Class: Fleet numbers; Number ordered; Length; Electric Systems; Train protection system(s)
3100: 3101-3149; 49; 5 coaches; 1,500 V DC 25 kV 50 Hz AC; ATB-EG, ERTMS
3200: 3201-3227; 27; 8 coaches
3300: 3301-3321 (ICNGB); 21; 1,500 V DC 3,000 V DC 25 kV 50 Hz AC; ATB-EG, ERTMS, TBL 1+
3351-3362 (ICNGD): 12; 1,500 V DC 15 kV 16+2⁄3 Hz AC 25 kV 50 Hz AC; ATB-EG, ERTMS, PZB

=== 3300 series for Belgium ===
The 3300 series ICNGB train has eight carriages, containing a total of 410 seats.

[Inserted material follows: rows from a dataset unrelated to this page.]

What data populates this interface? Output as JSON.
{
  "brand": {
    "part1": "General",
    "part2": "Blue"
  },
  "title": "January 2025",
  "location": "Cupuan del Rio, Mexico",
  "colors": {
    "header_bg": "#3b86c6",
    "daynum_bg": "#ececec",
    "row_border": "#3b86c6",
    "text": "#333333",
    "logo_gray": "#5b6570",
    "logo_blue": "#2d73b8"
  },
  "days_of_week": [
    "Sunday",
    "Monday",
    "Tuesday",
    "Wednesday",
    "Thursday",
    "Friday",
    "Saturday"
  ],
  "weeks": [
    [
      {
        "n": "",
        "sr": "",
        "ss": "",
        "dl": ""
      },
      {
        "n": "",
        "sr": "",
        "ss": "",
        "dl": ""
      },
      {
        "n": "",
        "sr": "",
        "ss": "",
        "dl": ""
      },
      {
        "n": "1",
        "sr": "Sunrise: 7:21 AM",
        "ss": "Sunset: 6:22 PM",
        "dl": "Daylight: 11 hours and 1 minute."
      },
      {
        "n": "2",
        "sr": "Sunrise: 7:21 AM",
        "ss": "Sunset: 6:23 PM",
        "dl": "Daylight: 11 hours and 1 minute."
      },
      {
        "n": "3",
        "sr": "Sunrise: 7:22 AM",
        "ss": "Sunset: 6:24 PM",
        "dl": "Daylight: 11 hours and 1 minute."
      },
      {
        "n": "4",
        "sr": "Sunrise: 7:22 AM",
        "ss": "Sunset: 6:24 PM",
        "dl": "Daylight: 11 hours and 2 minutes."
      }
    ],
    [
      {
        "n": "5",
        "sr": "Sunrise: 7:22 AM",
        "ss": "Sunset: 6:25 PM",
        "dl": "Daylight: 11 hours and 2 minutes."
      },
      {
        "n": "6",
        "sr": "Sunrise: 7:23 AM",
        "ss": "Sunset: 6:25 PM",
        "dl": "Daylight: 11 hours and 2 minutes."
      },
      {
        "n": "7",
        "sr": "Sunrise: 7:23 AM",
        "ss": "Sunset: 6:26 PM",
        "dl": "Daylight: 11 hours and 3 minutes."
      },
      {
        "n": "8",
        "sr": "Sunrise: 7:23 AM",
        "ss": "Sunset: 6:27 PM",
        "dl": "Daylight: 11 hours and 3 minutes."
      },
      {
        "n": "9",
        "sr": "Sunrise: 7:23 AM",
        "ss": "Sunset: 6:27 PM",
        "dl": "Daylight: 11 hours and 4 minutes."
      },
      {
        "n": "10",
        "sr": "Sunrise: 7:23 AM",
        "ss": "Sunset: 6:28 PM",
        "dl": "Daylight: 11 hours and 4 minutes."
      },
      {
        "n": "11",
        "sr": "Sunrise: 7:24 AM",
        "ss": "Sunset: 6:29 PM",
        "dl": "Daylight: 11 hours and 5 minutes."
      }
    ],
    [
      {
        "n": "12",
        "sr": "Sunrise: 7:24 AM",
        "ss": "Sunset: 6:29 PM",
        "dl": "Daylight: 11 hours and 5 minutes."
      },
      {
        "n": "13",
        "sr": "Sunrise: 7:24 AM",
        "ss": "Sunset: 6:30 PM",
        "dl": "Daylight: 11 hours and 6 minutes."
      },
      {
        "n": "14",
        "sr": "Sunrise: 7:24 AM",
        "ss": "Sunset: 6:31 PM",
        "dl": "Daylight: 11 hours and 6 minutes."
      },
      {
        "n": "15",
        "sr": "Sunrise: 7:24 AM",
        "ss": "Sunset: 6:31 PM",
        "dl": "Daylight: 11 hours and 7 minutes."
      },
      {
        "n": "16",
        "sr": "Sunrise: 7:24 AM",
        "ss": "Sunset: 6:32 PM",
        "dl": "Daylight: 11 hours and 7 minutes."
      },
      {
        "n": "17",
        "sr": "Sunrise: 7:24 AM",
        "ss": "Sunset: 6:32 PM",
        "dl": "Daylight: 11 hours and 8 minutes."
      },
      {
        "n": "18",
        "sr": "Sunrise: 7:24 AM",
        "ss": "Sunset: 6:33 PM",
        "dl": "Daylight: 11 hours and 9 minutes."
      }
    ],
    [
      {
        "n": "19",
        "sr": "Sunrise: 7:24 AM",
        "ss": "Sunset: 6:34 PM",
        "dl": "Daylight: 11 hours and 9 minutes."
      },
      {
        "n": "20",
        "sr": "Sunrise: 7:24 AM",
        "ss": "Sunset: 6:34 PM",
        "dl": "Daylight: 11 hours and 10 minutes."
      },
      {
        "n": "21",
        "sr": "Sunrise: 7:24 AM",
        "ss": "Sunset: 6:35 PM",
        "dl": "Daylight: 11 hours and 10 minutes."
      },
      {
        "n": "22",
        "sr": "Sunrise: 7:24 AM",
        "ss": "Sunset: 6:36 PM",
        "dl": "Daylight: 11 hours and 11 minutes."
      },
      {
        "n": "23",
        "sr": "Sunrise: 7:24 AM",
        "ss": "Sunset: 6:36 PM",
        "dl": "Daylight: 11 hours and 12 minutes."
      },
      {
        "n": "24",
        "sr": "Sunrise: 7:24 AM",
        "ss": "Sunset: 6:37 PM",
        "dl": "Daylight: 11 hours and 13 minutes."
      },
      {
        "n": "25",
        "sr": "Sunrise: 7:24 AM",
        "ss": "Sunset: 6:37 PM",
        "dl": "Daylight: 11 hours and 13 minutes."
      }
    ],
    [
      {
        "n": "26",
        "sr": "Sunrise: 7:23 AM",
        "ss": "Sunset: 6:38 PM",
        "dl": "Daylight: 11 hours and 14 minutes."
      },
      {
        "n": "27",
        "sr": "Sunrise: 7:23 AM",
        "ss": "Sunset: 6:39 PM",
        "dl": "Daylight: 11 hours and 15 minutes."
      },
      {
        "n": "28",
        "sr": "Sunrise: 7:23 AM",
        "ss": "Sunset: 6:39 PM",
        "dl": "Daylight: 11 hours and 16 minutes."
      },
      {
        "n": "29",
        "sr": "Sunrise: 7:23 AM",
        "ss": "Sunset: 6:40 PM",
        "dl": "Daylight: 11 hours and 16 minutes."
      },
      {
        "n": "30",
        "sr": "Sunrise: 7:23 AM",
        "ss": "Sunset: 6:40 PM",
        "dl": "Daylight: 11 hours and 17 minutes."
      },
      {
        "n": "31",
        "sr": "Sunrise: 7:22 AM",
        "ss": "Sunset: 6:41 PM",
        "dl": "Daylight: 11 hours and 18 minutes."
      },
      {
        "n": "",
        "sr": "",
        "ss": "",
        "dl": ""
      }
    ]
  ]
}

This version has an extra toilet and more luggage space. It is able to use the Belgian rail protection system and 3kV overhead lines.

NS placed an additional order early on for two Coradia suitable for the Belgian rail network (ICNGB), because the train stock in use for the Amsterdam – Brussels connection is due for replacement in 2025. With that order, the intention was to test these two trainsets and to obtain approval for the Belgian rail network, after which a follow-up order could be placed. This covered the risk that the admission would expire. However, the first follow-up order for eighteen trains has already been placed, well before the first trains have entered service, so that from 2025, 20 units will be available for service to Belgium.

=== 3300 series for Germany ===
The 3300 series ICNGD train has eight carriages, containing a total of 410 seats. This version has an extra toilet and more luggage space. It is able to use the German rail protection system and 15kV AC 16,7 Hz overhead lines.

== Interior ==
The trains are equipped with a universal (wheelchair accessible) toilet and a special wheelchair space for two wheelchairs. The five-car train set has a second toilet, the eight-car train set two additional standard toilets. The trains are also equipped with first and second class sections, which are divided into sections for "work", "silence" and "meet & greet". Extra luggage racks have been installed on the 33xx version for their international journeys to Belgium and Germany. There are sockets and USB connections for charging a telephone or laptop in both the first and second class carriages. The usual NS onboard information screens and free WiFi are also available on the trains.